Ventilasi ini dapat dikerjakan dengan dua cara, yaitu ventilasi mulit ke mulut atau ventilasi kantong ke masker. Sebelum ventilasi dikerja-kan, ke dalam mulut bayi dimasukan ’plastic pharyngeal airway’ yang berfungsi mendorong pangkal lidah ke depan agar jalan napas tetap berada dalam keadaan bebas.
Paada ventilasi mulut ke mulut, sebelumnya mulut penolong diisi dulu dengan O2 sebelum melakukan peniupan. Ventilasi dilakukan secara teratur dengan frekuensi 20-30 kali/menit dan diperhatikan gerakan pernapasan spontan yang mungkin timbul. Tindakan dinyatakan tidak berhasil bila setelah dilakukan beberapa saat terjadi penurunan frekuensi jantung atau perburukan tonus otot. Intubasi endotrakeal harus segera dikerjakan dan bayi diperlakukan sebagai penderita asfiksia berat.
Tindakan lain dalam resusitasi adalah:
1. Pengisapan cairan lambung
Tindakan ini dilakukan pada bayi tertentu, yaitu untuk menghindari adanya regurgitas dan aspirasi. Sebaiknya pengisapan ini dilakukan pada bayi yang sebelumnya menderita gawat janin, prematuritas, bayi dari ibu penderita diabetes melitus, dan pada bayi yang pada waktu persalinan dipengaruhi secara tidak langsung oleh obat.

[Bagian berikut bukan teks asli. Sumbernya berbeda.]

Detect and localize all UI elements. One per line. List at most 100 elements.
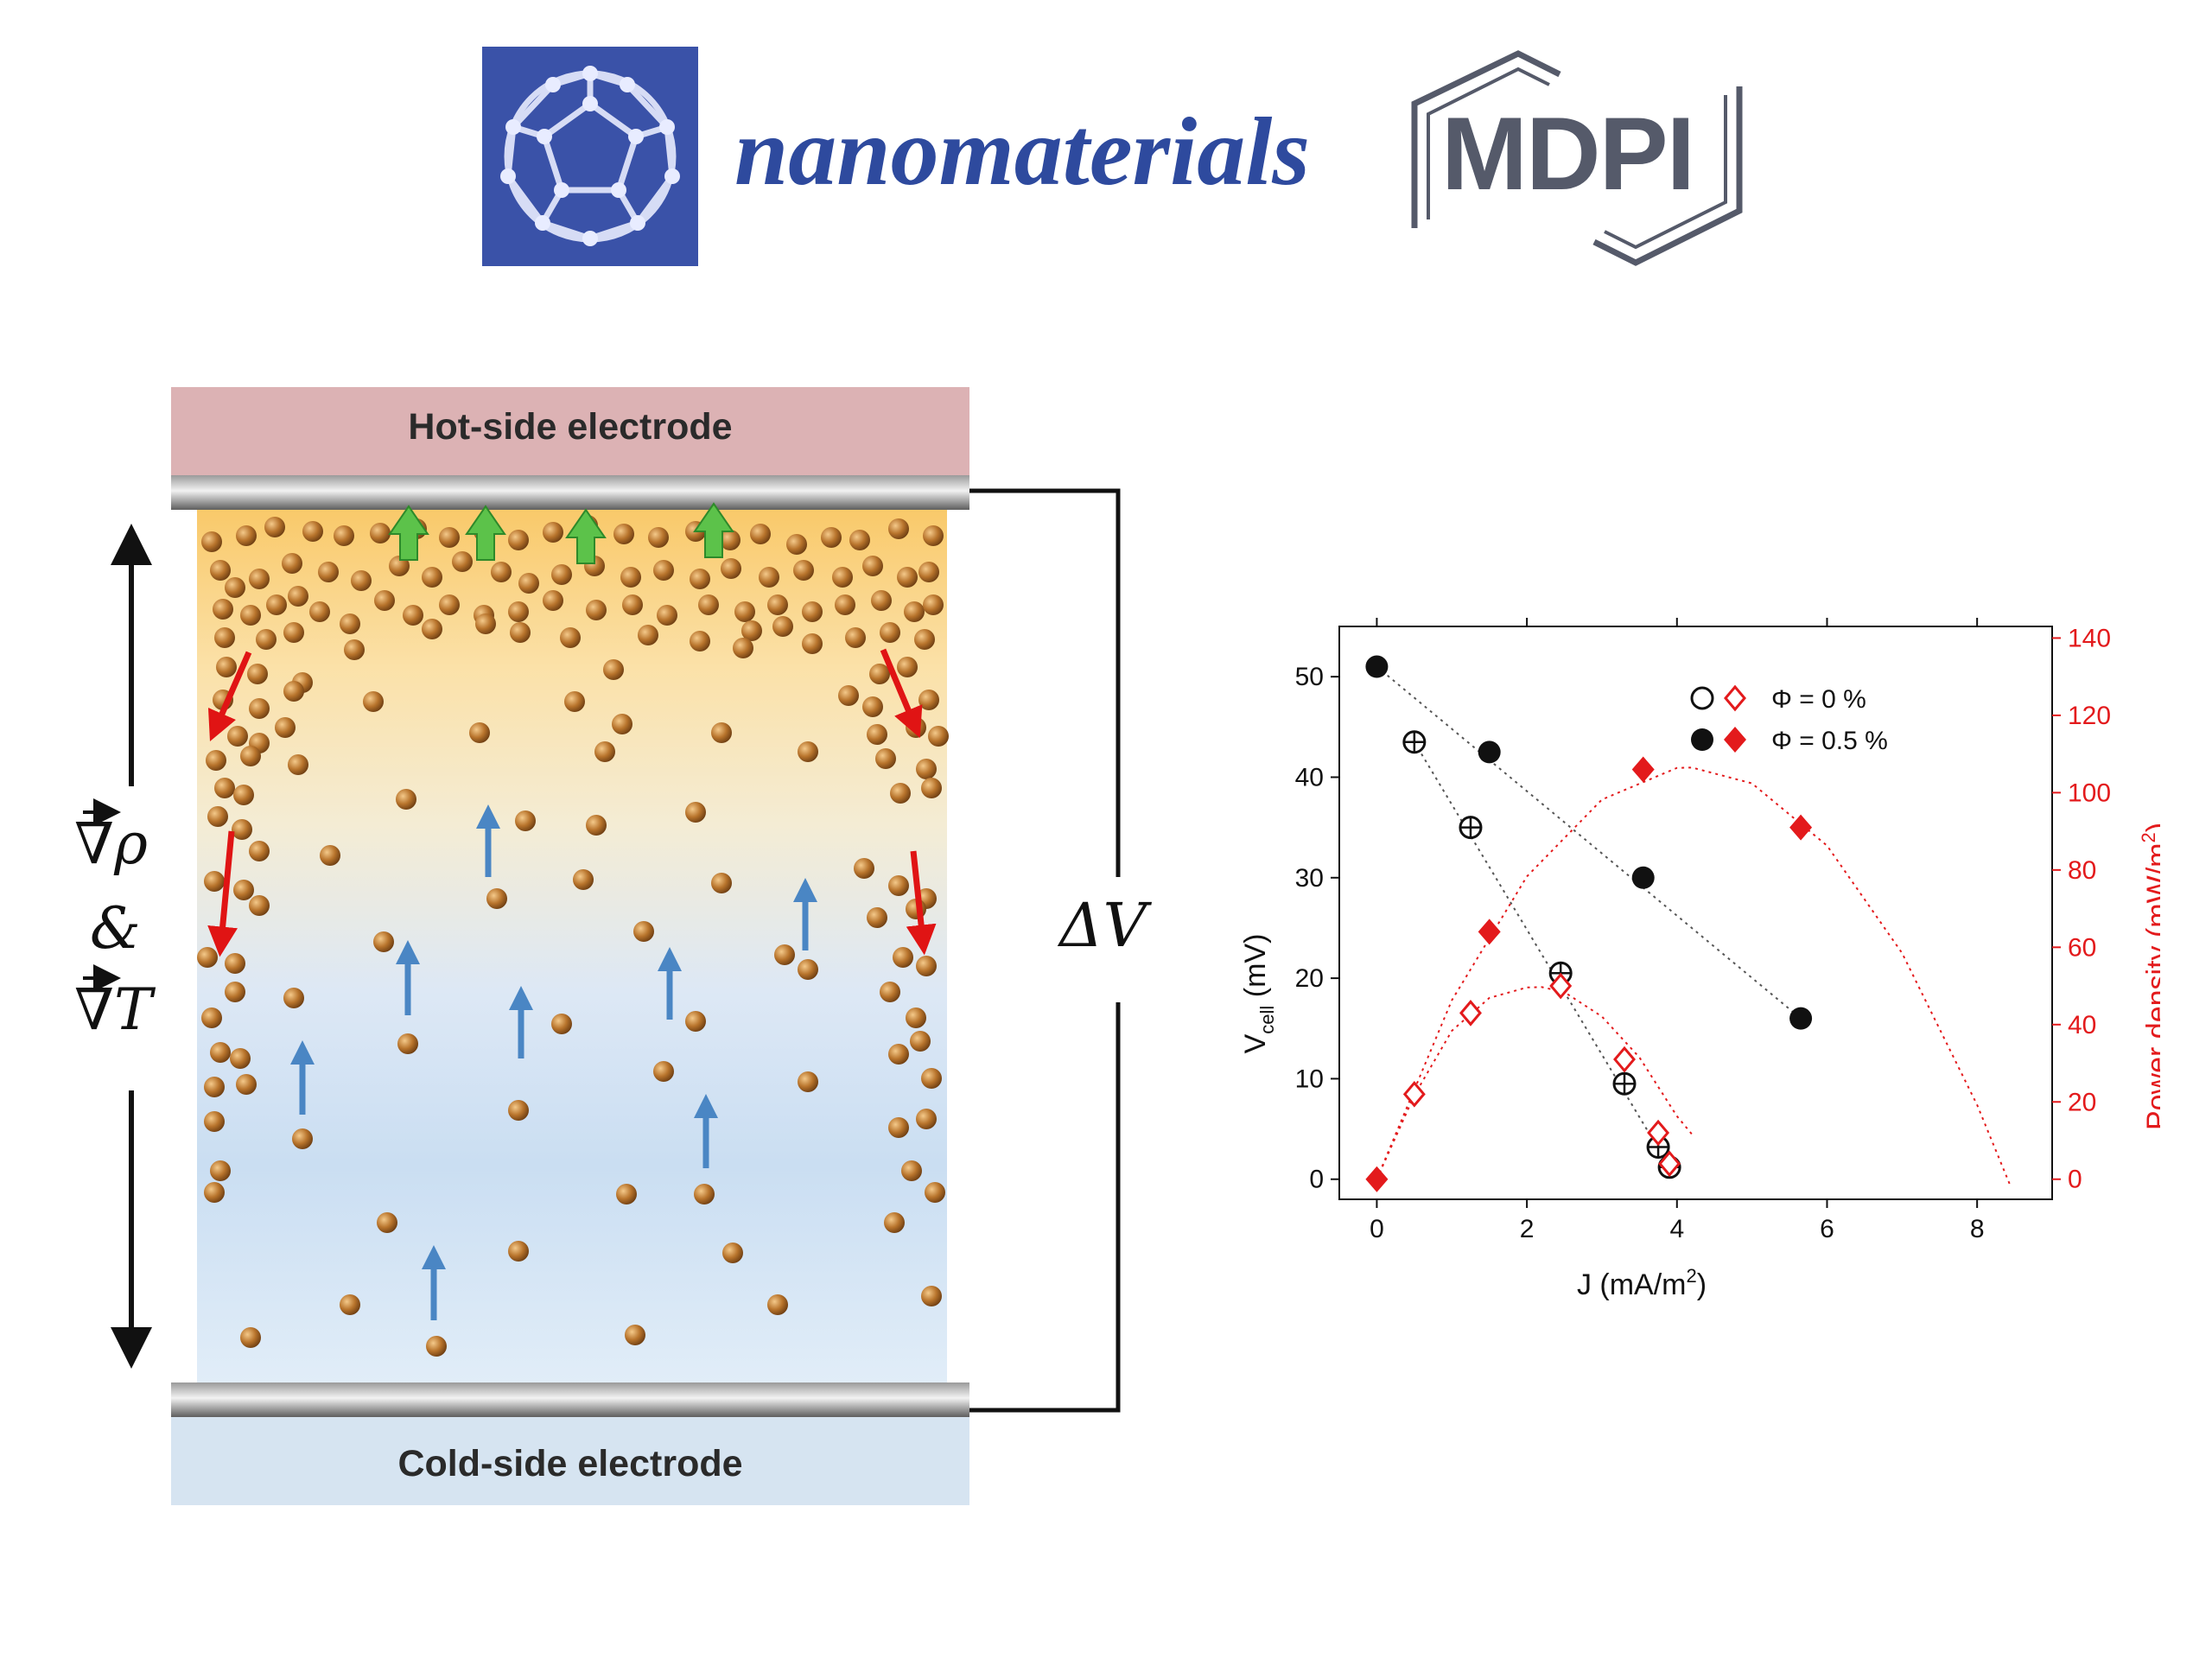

Manfaat lain yang dapat diperoleh dari pengisapan lambung ialah: (a). Mengenal secara dini adanya atresia/stenosia esofagus, (b). Bila ditemukan cairan lambung yang berlebihan (lebih dari 30 ml), ada kemungkinan obstruksi usus letak tinggi, (c). Bila ditemukan sel darah putih yang tinggi pada sediaan langsung cairan lambung bayi sudah hampir pasti telah kontak dengan infeksi cairan amnion (amnionitis).
2. Penggunaan obat
Obat diberikan pada bayi dengsn asfiksia yang terjadi akibat penekanan pernapasan akibat morfin atau pethidin, dan obat-obat golongannya yang diberikan kepada ibu bayi selama persalinan. Obat yang diberikan adalah nalorphin dengan dosis 0,2 mg/kgbb secara intravena atau intramuskular dalam.
3. Faktor aseptik dan antiseptik
Bila sterilitas diragukan, segera berikan antibiotik profilaksis.